Technology Is Not a Panacea for Tracking COVID-19
To help stem the spread of COVID-19, governments are deploying contact tracing apps. These apps, which alert individuals who have been near someone showing symptoms of the infection, are riddled with both technical and privacy challenges—such as how these apps collect and store data.
“Fundamentally, the question to me is can technology solve COVID? The answer is: Technology has never solved anything in and of itself—it requires human beings, too. You have to get people to use the app if it’s going to be effective. You have to get people comfortable that their information won’t be hacked, you have to get them to use it, you have to get them to be truthful about it, and the test they take and enter into the app has to be accurate, or you’ll get a lot of false positives.
“The leading apps don’t work perfectly, and they’re dependent on a number of other factors, both human and non-human, both confidence-based and non-confidence-based to make them work. While they may be helpful, I don’t think the tracking apps will ultimately work. I think we’re a long way from technology being a solution.”
Living with the Shades Down: What’s Your Privacy Comfort Level?
Returning to work raises another privacy concern for organizations: How do we adequately protect employee privacy while ensuring collective safety in the workplace?
Health screenings, including temperature checks and symptom questionnaires, could be part of the morning routine for onsite employees. The U.S. Equal Employment Commission (EEOC) requires these screening results be kept apart from personnel files.

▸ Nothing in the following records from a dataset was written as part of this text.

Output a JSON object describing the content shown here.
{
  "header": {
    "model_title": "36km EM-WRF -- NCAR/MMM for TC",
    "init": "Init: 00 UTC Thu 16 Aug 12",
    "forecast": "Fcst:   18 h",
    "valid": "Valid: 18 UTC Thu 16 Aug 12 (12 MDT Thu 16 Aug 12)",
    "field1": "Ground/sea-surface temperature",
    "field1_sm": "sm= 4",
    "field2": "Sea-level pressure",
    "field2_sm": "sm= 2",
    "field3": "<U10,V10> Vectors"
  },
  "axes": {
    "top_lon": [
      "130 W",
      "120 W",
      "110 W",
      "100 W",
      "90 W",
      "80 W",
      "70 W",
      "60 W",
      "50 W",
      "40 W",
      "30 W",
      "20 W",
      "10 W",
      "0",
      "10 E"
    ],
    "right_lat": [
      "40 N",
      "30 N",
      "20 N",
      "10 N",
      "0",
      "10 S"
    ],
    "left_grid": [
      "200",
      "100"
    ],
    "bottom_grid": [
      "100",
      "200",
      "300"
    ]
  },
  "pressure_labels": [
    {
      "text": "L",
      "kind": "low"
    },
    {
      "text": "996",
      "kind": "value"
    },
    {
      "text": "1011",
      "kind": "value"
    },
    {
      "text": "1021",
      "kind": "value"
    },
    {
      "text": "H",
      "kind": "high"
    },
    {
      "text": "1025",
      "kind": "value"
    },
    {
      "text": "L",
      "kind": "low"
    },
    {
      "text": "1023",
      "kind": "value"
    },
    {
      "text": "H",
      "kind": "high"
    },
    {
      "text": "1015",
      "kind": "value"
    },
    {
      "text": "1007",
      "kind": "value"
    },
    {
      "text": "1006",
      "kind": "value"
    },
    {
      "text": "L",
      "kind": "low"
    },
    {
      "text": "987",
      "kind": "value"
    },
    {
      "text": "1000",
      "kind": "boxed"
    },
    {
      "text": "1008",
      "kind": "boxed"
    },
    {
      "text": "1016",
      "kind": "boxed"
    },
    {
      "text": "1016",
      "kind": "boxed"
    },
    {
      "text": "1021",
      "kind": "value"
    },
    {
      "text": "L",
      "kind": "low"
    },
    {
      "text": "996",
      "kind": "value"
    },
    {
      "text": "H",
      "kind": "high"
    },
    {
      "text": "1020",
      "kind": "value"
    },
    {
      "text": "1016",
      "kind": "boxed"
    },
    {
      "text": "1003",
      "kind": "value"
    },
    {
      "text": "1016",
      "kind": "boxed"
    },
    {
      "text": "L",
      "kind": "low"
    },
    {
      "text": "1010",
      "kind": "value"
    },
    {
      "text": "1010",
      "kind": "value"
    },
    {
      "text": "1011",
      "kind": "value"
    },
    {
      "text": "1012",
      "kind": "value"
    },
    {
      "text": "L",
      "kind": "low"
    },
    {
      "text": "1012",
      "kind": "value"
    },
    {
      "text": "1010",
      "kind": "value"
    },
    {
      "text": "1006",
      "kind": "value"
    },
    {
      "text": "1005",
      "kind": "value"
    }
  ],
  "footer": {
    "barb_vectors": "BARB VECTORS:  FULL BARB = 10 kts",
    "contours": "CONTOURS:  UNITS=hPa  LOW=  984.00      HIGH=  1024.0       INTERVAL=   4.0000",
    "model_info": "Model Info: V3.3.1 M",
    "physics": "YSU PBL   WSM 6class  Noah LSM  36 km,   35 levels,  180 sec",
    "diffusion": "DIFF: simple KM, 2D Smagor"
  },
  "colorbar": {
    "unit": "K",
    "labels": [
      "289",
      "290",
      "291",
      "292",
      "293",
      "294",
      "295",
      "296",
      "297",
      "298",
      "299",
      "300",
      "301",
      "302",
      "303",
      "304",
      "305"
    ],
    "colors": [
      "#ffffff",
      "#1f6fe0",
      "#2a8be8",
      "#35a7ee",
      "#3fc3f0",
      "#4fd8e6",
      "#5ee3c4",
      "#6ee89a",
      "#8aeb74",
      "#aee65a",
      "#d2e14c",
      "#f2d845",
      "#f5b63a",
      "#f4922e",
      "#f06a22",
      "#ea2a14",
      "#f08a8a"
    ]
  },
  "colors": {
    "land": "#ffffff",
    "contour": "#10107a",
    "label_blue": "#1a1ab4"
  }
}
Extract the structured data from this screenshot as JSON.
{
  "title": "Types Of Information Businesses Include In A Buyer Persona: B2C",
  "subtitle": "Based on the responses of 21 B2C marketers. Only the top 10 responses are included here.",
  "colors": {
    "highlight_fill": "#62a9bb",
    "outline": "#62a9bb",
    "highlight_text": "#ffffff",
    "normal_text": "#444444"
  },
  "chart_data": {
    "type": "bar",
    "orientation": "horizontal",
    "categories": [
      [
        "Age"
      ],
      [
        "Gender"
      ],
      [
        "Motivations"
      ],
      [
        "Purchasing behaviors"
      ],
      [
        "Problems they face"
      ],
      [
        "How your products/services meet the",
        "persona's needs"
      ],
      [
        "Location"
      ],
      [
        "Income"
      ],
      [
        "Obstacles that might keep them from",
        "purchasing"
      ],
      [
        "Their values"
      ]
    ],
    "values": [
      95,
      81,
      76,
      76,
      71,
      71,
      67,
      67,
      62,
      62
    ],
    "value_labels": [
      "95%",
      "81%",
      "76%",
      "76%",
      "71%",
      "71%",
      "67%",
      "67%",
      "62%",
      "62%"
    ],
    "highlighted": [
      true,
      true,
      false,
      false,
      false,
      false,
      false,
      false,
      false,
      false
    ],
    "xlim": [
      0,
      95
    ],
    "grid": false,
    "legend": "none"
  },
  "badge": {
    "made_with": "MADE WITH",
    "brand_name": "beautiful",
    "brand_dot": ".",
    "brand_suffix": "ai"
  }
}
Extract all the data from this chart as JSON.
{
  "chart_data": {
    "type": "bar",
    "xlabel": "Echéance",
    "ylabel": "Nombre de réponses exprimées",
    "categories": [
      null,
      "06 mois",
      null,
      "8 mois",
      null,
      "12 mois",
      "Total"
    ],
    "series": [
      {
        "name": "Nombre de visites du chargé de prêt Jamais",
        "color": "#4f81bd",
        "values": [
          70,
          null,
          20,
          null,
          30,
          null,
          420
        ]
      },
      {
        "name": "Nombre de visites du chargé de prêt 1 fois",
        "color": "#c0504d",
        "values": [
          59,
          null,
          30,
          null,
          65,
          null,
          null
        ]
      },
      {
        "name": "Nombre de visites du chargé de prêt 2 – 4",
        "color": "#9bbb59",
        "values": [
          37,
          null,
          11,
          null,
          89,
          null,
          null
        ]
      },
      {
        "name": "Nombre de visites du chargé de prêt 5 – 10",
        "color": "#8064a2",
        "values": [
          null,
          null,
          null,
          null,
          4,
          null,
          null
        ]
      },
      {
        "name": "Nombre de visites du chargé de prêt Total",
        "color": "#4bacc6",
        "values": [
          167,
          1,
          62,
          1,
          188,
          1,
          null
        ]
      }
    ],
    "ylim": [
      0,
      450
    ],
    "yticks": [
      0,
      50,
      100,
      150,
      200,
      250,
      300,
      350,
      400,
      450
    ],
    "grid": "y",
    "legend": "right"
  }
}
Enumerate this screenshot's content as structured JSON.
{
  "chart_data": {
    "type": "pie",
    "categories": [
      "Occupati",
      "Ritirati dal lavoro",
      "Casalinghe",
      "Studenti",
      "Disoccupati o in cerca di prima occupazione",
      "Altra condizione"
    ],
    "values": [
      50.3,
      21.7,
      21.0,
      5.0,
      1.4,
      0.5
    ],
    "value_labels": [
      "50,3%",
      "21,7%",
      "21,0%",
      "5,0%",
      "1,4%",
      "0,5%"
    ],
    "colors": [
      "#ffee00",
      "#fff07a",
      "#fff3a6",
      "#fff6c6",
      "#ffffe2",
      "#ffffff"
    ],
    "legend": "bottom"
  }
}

And if a worker has a confirmed COVID-19 diagnosis, employers should notify their employees without revealing the patient’s identity.
Despite these privacy safeguards, many employees may find containment measures highly invasive. Smith likened it to a neighbor of his who lives with the shades down:
“Privacy is all about how an individual feels. One of my neighbors keeps his shades pulled, and for the three years I’ve been living in this house I’ve never seen inside. Another neighbor doesn’t have shades. The question is: Individually, what is people’s comfort level with a corporate goal? What is it that gets employees comfortable with going back to the office is an individual question. Layered upon that: What are corporations going to require, and are people comfortable with that?”